Purpose : Hundreds of thousands of leukocytes (with approximately 60% of the population being polymorphonuclear neutrophils (PMNs)) can be collected from the ocular surface immediately on waking, while only a few are harvested during the daytime. To better understand their role in ocular surface homeostasis and inflammation, this study aimed to investigate potential factors contributing to the circadian infiltration of tear PMNs and changes in phenotype across different time points in a 24-hour cycle.

Methods : Tear leukocytes were collected from 30 participants using a gentle eyewash after 2-hr and 7-hr of sleep at night, after 2-hr sleep during the day, and towards the end of the day (around 5 pm). Cell count and morphology were determined using a Moxi Z cell counter and May-Grunwald stain, respectively. Cells were stimulated by fMLP. Changes in the degranulation (lactoferrin, CD66b, CD63) and cell aging state (CD184) of PMNs were measured via flow cytometry. Neutrophil extracellular traps (NETs) were also identified by flow cytometry and microscopy following staining with myeloperoxidase, citrullinated histones, and CD15.

Results : Significantly more cells were collected from the nighttime compared to the daytime (p<0.001). There was a positive correlation between IL-8 concentrations and PMN numbers, but not with C5a, suggesting that the recruitment of tear PMNs to the ocular surface may be driven mainly by IL-8. 2hr-sleep-derived tear PMNs were less degranulated than 7hr-sleep-derived tear PMNs (p<0.03) and possessed a larger functional activation potential in response to stimulus (p<0.03). Furthermore, 7hr-sleep-derived tear PMNs exhibited hyper-segmented nuclei and were prone to aggregation, when compared to 2hr-night-derived tear PMNs, suggesting an aged and activated phenotype. A significantly increased number of NETs were present in 7hr-night-derived tear samples (p<0.05).

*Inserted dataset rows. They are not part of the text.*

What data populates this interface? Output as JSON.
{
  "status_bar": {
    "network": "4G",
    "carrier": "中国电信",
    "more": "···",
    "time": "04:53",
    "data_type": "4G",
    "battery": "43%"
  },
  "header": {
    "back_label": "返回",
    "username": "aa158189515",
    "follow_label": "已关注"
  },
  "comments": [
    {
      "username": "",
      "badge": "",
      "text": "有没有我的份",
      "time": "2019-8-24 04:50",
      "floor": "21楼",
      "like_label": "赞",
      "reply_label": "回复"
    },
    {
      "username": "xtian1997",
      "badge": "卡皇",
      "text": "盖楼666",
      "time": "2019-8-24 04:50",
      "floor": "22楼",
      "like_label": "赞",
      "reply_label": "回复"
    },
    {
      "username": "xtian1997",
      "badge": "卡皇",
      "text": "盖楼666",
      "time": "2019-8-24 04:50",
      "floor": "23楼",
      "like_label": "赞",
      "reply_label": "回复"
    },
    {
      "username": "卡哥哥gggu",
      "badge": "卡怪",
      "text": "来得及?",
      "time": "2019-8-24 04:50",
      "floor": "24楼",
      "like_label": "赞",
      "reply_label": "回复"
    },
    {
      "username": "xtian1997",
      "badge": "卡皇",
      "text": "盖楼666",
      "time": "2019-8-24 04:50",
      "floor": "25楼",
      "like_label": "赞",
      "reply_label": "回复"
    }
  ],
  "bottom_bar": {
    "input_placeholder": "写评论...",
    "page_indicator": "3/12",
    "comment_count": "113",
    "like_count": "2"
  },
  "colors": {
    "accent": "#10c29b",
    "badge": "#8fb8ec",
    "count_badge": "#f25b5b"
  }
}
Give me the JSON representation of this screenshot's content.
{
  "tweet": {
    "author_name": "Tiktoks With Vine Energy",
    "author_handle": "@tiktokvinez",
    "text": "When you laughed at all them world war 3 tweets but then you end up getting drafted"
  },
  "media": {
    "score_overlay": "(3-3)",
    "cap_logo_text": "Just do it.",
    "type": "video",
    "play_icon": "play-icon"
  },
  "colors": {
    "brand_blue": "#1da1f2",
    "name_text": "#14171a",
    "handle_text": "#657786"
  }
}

Conclusions : The diurnal-nocturnal recruitment pattern of tear PMNs may be driven by the increase in IL-8 in nighttime tears. Higher levels of degranulation and NETs indicate that tear PMNs become more activated on the ocular surface during prolonged eye closure at night. This PMN inflammatory response must then be balanced by other anti-inflammatory processes to prevent ocular surface damage.

This abstract was presented at the 2023 ARVO Annual Meeting, held in New Orleans, LA, April 23-27, 2023.